The President's Forum, a consortium led by Excelsior College of adult-serving higher education institutions, announced on October 22 a new initiative on transparency and accountability. This new initiative, called Transparency by Design, provides a comprehensive action plan aimed at elevating the quality of higher education available to adults. A central component of this plan will be to provide program-specific outcomes data that will help students to make informed decisions about their education investment:
Transparency by Design institutions, which currently number 10 colleges and universities, plan to issue annual Transparency By Design Reports in the first quarter of each year, starting in 2009. These reports will include comprehensive data for each course of study, including student demographics, completion rates, costs, student engagement and knowledge and skills learned. Most important, Transparency By Design Reports will include outcomes at the program specialization level, allowing prospective students to assess how well a program will prepare them for their professional pursuits.

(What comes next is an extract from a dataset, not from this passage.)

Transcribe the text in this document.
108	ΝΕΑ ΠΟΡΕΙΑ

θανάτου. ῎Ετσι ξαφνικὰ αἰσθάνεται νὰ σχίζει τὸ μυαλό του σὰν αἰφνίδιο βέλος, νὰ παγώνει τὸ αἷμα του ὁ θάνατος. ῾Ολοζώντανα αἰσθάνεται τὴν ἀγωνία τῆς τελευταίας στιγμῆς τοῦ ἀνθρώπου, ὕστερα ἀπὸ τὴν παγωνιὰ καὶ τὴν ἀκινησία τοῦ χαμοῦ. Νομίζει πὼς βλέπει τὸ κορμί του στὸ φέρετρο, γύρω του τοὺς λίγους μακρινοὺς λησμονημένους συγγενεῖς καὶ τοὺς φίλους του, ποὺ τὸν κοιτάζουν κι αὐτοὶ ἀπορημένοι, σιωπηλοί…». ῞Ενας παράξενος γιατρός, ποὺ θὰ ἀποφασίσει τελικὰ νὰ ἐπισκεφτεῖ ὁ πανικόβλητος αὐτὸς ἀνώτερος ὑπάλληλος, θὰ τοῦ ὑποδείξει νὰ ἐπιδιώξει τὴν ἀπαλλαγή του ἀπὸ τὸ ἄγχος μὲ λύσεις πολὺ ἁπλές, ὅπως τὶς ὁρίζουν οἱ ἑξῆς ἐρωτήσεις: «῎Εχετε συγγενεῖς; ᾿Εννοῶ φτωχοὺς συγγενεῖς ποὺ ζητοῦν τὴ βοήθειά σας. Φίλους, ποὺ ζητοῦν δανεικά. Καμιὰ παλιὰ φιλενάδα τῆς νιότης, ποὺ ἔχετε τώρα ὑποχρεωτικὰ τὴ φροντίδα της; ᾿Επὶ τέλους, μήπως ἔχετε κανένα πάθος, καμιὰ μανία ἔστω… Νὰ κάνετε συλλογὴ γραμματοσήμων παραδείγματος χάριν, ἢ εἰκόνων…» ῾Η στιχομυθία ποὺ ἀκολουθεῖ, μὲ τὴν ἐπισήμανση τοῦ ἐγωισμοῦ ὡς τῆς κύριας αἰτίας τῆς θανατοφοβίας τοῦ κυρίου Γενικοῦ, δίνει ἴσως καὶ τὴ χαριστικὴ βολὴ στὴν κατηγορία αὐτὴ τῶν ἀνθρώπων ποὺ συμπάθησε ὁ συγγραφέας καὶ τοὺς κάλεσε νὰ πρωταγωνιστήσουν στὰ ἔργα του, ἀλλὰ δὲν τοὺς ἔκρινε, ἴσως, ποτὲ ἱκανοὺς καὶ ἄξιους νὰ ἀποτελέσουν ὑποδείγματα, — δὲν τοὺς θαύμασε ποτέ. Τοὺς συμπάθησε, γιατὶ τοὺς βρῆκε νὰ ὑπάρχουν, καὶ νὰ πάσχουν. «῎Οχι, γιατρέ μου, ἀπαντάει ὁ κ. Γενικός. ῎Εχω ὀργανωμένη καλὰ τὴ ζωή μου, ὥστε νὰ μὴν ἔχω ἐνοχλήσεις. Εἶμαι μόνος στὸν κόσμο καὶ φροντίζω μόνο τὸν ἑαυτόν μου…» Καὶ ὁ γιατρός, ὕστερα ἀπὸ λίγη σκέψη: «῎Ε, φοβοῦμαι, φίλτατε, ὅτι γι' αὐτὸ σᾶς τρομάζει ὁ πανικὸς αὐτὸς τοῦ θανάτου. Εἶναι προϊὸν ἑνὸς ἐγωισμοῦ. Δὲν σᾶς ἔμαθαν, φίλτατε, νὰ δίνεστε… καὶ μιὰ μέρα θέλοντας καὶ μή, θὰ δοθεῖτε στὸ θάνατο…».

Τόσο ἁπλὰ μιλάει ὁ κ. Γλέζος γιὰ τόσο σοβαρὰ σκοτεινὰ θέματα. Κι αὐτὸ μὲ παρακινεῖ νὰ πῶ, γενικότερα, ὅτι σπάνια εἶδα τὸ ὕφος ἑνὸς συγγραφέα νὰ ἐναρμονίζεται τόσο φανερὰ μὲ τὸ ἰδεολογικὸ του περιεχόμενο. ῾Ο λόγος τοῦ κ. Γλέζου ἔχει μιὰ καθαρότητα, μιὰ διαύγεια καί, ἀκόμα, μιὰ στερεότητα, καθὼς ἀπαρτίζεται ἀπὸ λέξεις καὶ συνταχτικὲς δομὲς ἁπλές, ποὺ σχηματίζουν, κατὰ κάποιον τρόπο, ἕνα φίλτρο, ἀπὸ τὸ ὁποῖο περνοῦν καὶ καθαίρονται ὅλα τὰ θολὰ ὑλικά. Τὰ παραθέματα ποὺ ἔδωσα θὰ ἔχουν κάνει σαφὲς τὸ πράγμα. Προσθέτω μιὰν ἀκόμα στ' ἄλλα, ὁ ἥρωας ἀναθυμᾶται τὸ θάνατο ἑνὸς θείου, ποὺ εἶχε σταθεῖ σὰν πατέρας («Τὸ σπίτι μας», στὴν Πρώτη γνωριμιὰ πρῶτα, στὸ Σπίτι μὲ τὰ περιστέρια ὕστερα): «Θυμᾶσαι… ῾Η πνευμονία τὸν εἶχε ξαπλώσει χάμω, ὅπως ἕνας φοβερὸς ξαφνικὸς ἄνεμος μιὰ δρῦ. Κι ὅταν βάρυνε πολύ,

This initiative is obviously one of many recent efforts to create higher education outcomes measures that can be useful to prospective students. What is most interesting about this initiative, however, is that the consortium members are a mix of non-profit and for-profit adult- focused higher education institutions. On the for profit-side are such well known names as Kaplan and Capella Universities, while on the non-profit side one finds the relatively new Western Governors University and the older and well regarded Fielding Graduate University.
This partnership of the for- and non-profit sectors to provide comparative outcomes data strikes me as a landmark event with considerable importance for the evolution of higher education. From my perspective, the sooner we get beyond considering education to be of high or low quality simply based on its profit status, and move to looking at real outcomes, the better off we shall all be.